We ARE in a crisis. I don't think anybody is saying that people should just be paid unemployment forever. However, until we pull out of this recession, the humane thing to do is to help people until they can get back on their feet. The number of people who show up at my door to see if I will pay them to shovel my snow each time we get a snow fall is incredible. I see people trying to do anything they can each and every day. There will always be some people who use and abuse the system, but this situation right now, today, is the worst it has been since the depression. Charities are overwhelmed, animal shelters are overwhelmed, small businesses are closing right and left. It's a crisis situation and there are NOT enough jobs for everybody who wants one.

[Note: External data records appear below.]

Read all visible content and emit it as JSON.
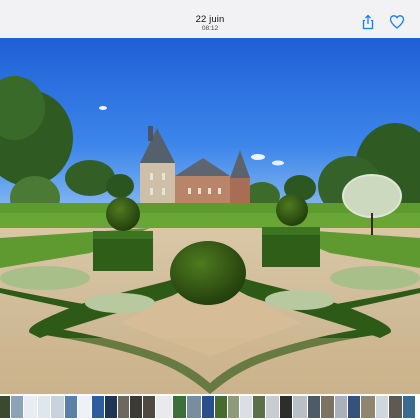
{
  "header": {
    "date": "22 juin",
    "time": "08:12",
    "share_icon": "share-icon",
    "favorite_icon": "heart-icon"
  },
  "photo": {
    "subject": "chateau-garden-photo"
  },
  "thumbnails": {
    "items": [
      {
        "color": "#3b4a2e"
      },
      {
        "color": "#8aa3b7"
      },
      {
        "color": "#e9edf2"
      },
      {
        "color": "#dfe6ee"
      },
      {
        "color": "#c9d3dd"
      },
      {
        "color": "#5b7fa6"
      },
      {
        "color": "#eef2f6"
      },
      {
        "color": "#2f5e9e"
      },
      {
        "color": "#1e3556"
      },
      {
        "color": "#6d6a5d"
      },
      {
        "color": "#3c3a35"
      },
      {
        "color": "#4f4a3f"
      },
      {
        "color": "#e8eaec"
      },
      {
        "color": "#3e6f3a"
      },
      {
        "color": "#7a8d9c"
      },
      {
        "color": "#2a4e8a"
      },
      {
        "color": "#466b2c"
      },
      {
        "color": "#8f9a7a"
      },
      {
        "color": "#d9dfe4"
      },
      {
        "color": "#5a6f4a"
      },
      {
        "color": "#c6ccd2"
      },
      {
        "color": "#2d2d2d"
      },
      {
        "color": "#b8c0c6"
      },
      {
        "color": "#4d5b66"
      },
      {
        "color": "#7d7365"
      },
      {
        "color": "#a9b2ba"
      },
      {
        "color": "#35527a"
      },
      {
        "color": "#90866f"
      },
      {
        "color": "#cfd6dc"
      },
      {
        "color": "#5e5a52"
      },
      {
        "color": "#3a6b8f"
      }
    ]
  }
}
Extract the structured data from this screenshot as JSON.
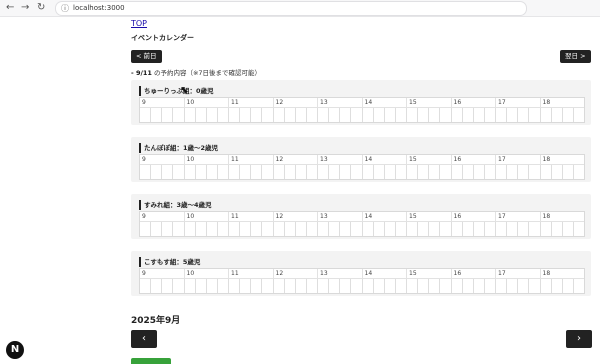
{
  "browser": {
    "back_icon": "arrow-left-icon",
    "forward_icon": "arrow-right-icon",
    "reload_icon": "reload-icon",
    "url": "localhost:3000"
  },
  "header": {
    "top_link": "TOP",
    "title": "イベントカレンダー",
    "prev_button": "< 前日",
    "next_button": "翌日 >"
  },
  "notice": {
    "date": "- 9/11",
    "text": " の予約内容（※7日後まで確認可能）"
  },
  "hours": [
    "9",
    "10",
    "11",
    "12",
    "13",
    "14",
    "15",
    "16",
    "17",
    "18"
  ],
  "classes": [
    {
      "title": "ちゅーりっぷ組：0歳児"
    },
    {
      "title": "たんぽぽ組：1歳〜2歳児"
    },
    {
      "title": "すみれ組：3歳〜4歳児"
    },
    {
      "title": "こすもす組：5歳児"
    }
  ],
  "month": {
    "title": "2025年9月",
    "prev_icon": "chevron-left-icon",
    "next_icon": "chevron-right-icon"
  },
  "floating": {
    "label": "N"
  }
}
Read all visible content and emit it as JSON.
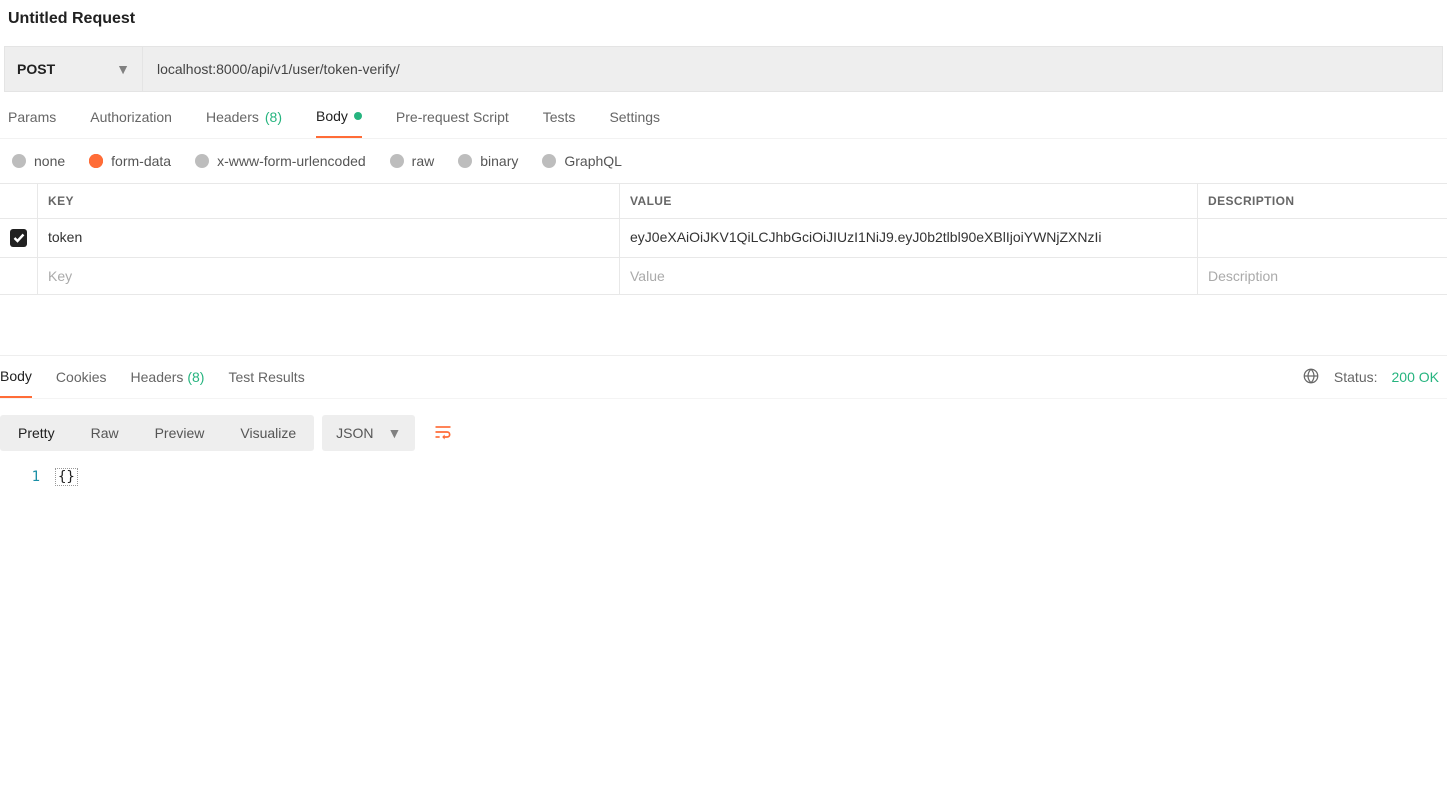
{
  "title": "Untitled Request",
  "request": {
    "method": "POST",
    "url": "localhost:8000/api/v1/user/token-verify/"
  },
  "req_tabs": [
    {
      "label": "Params"
    },
    {
      "label": "Authorization"
    },
    {
      "label": "Headers",
      "count": "(8)"
    },
    {
      "label": "Body"
    },
    {
      "label": "Pre-request Script"
    },
    {
      "label": "Tests"
    },
    {
      "label": "Settings"
    }
  ],
  "body_types": {
    "none": "none",
    "form_data": "form-data",
    "xwww": "x-www-form-urlencoded",
    "raw": "raw",
    "binary": "binary",
    "graphql": "GraphQL"
  },
  "kv": {
    "headers": {
      "key": "KEY",
      "value": "VALUE",
      "desc": "DESCRIPTION"
    },
    "rows": [
      {
        "key": "token",
        "value": "eyJ0eXAiOiJKV1QiLCJhbGciOiJIUzI1NiJ9.eyJ0b2tlbl90eXBlIjoiYWNjZXNzIi"
      }
    ],
    "placeholders": {
      "key": "Key",
      "value": "Value",
      "desc": "Description"
    }
  },
  "resp_tabs": [
    {
      "label": "Body"
    },
    {
      "label": "Cookies"
    },
    {
      "label": "Headers",
      "count": "(8)"
    },
    {
      "label": "Test Results"
    }
  ],
  "status": {
    "label": "Status:",
    "value": "200 OK"
  },
  "view_modes": {
    "pretty": "Pretty",
    "raw": "Raw",
    "preview": "Preview",
    "visualize": "Visualize"
  },
  "format_select": "JSON",
  "response_body": {
    "line1_num": "1",
    "line1_text": "{}"
  }
}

Many of us who ARE employed have lost retirement matching, vacation time, have had no pay increases for a couple years now or have experienced pay cuts. Many who are NOT unemployed have had their hours cut. The amount of money available to spend on services has diminished. The things people cut out first are the luxuries: paying somebody to clean their house or shovel their snow, going out to eat, getting their nails done or their hair dyed, purchasing anything other than necessities, elective medical procedures, etc. This trickles down through the whole economy. When your unemployment rate increases to 15%, your tax base erodes leading to cuts in education (usually in the form of teacher layoffs), public servants, scholarship money, etc. It trickles further and further into every facet of our society.